When did you know you wanted to be a chef? “Since I was young, I had this vision of living abroad. I looked into vocational training and nothing was interesting except chef school, so I thought, why not? I was 22 years old.
“Two weeks after I started at the Perho culinary school [in Helsinki] we visited the Palace Hotel, then the best hotel and restaurant in Finland. The cuisine was French but the ingredients were Finnish. After a one-hour tour the chef said he would take two students for a month’s training. I wrote a two-page letter explaining why it should be me. A couple of days later there was a message on my answering machine asking me to start work right away.”
How did you end up in Lebanon? “After two years of culinary school, the hotel offered me a position, but I wanted to live abroad. This was in 1996, not like now when you can be a stagiaire in any three-[Michelin-]star restaurant, there was no access like that at the time. So I applied to the United Nations to be a peacekeeper and was sent to South Lebanon.
“I was a chef, others were mechanics or medics. We had extra training because it’s a war zone. I was there for one year, four months in the Finnish battalion then the international battalion.”
Did you have any close calls? “On Sundays I liked to make something special. I drove the jeep 50km to get double cream from the Finnish battalion to make potato and leek gratin, and I was roasting lamb legs. We got word of shooting nearby and were ordered to go to the underground shelter. We waited for a while, but I was worried my food would get burned so I snuck out.
I ran to the kitchen and the lamb legs were just turning brown and the gratin perfectly cooked; 10 minutes longer and they would have been burned. As I was trying to get back, the only person above ground was a commander – from where I was it looked like he got shot in the head, but it was a flying rock that hit him.
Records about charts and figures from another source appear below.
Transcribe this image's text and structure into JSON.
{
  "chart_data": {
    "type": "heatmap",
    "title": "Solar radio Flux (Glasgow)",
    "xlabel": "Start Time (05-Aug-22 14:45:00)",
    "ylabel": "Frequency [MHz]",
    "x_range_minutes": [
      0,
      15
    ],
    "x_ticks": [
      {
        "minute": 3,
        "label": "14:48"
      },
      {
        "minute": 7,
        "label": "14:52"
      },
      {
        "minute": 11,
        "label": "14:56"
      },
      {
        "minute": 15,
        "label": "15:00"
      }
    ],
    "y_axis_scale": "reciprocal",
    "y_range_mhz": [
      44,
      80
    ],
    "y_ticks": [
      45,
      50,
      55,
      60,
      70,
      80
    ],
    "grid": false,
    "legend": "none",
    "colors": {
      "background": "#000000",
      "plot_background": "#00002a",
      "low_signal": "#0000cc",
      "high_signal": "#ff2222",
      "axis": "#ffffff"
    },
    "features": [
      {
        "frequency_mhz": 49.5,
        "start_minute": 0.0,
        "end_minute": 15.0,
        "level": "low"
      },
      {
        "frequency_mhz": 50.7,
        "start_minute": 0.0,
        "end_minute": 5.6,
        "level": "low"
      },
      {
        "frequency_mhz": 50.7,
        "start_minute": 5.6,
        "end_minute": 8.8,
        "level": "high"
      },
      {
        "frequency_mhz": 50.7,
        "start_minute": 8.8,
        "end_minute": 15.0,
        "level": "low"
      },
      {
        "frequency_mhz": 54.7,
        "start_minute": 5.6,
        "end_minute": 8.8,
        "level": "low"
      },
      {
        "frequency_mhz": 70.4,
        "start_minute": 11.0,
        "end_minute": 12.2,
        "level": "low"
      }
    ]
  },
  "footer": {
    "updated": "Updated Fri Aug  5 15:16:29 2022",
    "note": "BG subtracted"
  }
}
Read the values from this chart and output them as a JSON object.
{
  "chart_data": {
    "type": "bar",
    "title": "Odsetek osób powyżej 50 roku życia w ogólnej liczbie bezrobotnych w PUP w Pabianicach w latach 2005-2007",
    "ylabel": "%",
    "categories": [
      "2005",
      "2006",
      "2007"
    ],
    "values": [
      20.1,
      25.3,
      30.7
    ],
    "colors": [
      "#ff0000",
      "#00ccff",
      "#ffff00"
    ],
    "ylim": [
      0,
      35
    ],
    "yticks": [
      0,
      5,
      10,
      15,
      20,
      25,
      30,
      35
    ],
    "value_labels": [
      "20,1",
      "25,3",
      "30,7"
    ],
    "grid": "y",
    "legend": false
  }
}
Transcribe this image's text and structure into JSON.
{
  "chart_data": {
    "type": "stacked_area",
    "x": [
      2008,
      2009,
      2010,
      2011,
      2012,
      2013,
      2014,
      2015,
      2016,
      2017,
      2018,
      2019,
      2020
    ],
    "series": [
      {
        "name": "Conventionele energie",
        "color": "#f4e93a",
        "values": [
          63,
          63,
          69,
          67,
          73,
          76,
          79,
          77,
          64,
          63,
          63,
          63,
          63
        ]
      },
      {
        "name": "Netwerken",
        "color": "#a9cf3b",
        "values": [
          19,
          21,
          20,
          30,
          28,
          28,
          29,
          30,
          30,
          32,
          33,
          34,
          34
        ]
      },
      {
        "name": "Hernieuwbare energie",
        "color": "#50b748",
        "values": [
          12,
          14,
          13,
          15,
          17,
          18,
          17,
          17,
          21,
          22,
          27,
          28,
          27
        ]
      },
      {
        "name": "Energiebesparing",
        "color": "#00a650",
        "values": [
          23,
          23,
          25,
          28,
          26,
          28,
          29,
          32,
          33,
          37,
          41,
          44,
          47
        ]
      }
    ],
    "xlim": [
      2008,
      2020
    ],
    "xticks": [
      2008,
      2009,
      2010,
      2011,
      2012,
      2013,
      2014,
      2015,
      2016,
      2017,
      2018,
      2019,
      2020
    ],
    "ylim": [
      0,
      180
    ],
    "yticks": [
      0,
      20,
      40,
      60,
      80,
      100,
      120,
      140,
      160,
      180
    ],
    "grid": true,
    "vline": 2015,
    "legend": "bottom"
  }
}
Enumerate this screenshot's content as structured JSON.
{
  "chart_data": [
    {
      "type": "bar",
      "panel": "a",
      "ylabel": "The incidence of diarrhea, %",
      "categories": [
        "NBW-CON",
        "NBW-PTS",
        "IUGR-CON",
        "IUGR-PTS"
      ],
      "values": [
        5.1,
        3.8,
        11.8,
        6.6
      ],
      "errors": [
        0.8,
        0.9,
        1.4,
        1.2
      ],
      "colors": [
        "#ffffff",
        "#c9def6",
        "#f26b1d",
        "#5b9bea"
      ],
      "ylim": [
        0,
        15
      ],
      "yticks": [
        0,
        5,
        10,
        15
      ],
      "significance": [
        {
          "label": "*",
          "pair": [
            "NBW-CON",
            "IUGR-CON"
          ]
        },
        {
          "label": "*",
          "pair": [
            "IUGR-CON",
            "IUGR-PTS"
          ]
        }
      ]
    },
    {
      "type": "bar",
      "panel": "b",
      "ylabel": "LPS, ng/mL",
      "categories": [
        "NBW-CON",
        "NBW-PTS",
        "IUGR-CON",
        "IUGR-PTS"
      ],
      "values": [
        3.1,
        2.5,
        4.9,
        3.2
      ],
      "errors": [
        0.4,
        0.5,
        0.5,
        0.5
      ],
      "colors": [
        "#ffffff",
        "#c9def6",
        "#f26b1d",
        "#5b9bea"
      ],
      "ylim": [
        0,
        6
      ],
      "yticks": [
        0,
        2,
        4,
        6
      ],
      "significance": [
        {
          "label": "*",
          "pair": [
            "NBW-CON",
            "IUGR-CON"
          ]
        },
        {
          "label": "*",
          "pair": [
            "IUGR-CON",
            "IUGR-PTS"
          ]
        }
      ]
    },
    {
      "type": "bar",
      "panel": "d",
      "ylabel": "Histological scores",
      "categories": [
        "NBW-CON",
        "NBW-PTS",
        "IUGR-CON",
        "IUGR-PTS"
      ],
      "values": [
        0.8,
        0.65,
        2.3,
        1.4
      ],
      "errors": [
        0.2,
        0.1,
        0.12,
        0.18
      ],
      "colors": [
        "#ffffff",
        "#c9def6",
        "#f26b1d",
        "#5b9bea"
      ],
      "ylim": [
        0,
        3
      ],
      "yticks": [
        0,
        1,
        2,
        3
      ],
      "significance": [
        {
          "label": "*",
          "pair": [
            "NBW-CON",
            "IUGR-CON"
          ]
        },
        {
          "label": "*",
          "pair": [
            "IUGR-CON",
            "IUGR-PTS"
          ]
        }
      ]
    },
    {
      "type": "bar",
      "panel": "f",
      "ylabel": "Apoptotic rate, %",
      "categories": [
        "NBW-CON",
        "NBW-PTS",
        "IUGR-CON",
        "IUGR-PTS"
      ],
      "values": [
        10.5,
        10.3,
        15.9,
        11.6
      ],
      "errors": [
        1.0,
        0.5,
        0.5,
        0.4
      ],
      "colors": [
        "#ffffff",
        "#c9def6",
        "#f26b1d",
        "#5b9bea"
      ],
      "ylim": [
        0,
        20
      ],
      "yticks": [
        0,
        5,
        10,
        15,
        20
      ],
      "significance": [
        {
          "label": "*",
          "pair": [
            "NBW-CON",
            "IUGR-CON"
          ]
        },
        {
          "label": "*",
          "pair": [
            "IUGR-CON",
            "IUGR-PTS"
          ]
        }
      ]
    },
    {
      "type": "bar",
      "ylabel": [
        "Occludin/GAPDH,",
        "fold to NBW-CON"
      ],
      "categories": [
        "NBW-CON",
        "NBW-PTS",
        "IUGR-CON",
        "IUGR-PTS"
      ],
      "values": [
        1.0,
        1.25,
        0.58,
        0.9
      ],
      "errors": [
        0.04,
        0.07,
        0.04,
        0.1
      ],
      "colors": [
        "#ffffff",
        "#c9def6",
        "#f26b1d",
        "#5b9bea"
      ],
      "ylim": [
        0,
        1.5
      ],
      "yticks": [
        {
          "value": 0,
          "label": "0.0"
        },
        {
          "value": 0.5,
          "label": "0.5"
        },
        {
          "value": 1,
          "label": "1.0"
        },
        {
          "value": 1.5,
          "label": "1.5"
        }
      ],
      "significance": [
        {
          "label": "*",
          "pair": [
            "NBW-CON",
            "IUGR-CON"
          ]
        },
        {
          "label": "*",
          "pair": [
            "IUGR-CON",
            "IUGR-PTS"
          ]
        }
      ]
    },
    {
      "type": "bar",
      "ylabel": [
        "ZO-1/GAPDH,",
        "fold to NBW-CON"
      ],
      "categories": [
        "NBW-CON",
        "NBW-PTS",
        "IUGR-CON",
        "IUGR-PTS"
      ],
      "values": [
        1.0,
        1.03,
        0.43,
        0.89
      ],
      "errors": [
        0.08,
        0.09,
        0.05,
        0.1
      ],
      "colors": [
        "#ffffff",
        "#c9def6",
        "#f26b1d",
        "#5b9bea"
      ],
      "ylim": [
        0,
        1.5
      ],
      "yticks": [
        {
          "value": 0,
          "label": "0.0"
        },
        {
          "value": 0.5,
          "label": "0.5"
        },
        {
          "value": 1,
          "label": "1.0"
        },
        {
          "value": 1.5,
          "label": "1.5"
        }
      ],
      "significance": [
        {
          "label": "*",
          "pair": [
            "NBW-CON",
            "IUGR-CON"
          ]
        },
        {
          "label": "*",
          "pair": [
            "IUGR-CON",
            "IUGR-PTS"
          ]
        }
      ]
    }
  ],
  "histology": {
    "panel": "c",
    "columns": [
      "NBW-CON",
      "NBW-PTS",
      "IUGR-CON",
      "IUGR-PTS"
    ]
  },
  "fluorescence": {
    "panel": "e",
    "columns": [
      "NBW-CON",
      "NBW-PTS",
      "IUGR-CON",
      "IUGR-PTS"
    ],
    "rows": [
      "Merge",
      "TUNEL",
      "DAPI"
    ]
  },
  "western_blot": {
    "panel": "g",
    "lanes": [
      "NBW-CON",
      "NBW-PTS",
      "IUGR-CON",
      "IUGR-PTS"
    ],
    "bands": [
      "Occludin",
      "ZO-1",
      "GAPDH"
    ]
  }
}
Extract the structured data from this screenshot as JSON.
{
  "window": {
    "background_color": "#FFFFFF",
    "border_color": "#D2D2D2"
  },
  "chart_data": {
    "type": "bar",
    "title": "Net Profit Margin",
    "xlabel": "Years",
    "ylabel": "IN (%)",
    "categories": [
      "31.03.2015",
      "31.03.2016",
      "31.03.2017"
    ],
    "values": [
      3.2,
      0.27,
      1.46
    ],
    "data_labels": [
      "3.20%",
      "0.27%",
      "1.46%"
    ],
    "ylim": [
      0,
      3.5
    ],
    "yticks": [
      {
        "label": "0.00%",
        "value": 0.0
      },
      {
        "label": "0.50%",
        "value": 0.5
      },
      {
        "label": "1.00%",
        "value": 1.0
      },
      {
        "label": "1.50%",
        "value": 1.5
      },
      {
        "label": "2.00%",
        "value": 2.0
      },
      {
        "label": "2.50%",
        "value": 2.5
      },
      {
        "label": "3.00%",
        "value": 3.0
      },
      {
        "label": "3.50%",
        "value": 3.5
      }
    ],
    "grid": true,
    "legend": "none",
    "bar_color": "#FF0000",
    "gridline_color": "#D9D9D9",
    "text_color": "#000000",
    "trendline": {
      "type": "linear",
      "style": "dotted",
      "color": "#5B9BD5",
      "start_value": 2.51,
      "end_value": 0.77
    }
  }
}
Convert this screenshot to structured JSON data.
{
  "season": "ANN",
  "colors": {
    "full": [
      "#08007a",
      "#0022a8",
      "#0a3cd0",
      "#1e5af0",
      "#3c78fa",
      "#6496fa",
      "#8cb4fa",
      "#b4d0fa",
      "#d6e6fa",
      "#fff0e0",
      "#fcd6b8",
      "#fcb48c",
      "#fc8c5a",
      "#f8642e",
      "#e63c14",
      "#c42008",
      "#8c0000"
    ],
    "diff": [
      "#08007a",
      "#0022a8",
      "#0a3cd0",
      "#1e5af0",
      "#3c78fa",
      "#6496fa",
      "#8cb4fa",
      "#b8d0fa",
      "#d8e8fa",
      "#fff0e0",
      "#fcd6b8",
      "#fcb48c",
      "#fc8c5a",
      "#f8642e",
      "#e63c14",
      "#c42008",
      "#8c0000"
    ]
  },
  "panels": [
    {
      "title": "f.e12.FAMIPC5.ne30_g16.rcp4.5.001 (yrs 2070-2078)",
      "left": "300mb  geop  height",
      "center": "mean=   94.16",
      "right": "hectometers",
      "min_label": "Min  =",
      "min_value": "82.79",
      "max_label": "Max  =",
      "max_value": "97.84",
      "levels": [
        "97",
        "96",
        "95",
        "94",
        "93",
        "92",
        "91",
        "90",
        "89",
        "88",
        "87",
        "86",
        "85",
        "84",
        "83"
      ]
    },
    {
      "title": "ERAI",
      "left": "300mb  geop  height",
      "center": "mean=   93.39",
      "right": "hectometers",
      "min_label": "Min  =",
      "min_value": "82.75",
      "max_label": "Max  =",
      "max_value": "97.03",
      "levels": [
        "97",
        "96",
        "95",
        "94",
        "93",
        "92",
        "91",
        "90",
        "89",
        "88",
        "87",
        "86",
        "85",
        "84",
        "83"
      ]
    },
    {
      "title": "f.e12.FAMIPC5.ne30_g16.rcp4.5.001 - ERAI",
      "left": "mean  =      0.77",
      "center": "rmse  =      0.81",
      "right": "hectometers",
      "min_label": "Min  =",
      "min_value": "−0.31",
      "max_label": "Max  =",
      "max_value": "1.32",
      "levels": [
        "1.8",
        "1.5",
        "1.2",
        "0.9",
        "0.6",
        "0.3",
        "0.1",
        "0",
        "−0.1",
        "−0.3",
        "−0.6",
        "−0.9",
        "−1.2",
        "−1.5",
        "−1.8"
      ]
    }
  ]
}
How did you get back into professional cooking? “In 1998, when I was 26, I started working at Chez Dominique, in Helsinki, which had just opened. The next two years were a turning point. The head chef was 28, the maître d’ was 25. We cooked French food and changed the menu every six weeks. We began adding Nordic elements. After a year we became more well known.
“I worked six days a week, sometimes seven. At lunchtime I also served customers. We got a good review, and the critic said the floor staff knew everything about the food – which was referring to me! We were trying to get a Michelin star and got one in 2001. When the owner wanted to sell the restaurant to us, I needed to leave. I didn’t want to be stuck.”
How did you get to Hong Kong? “In 2004, I heard about Finds restaurant in Hong Kong. A Finnish lady [Pauliina Savolainen] and [the late] Colette Koo had been to a summer wedding in Finland and wanted to bring that food to Hong Kong, and I was interested. Pauliina and Colette knew everybody so every day I made 10 more friends. After a couple of months I knew more people than I did in Helsinki.”
What kind of food did you serve at Finds? “We thought about food from our childhood. We made porcini consommé, but locals thought it was salty even though we didn’t add salt, it was just very concentrated. We started to learn about the local palate. The second menu was more European style, with French elements.
“We’ve had hot smoked salmon on the menu since the restaurant opened, in 2004. We had seasonal dishes, like eating fresh mushrooms for a short period then preserving them for the rest of winter. Through Finds I learned to appreciate my home country. Previously I wanted to get away from there, because I thought it was so boring. Now I want to take my children there to experience the childhood I had.”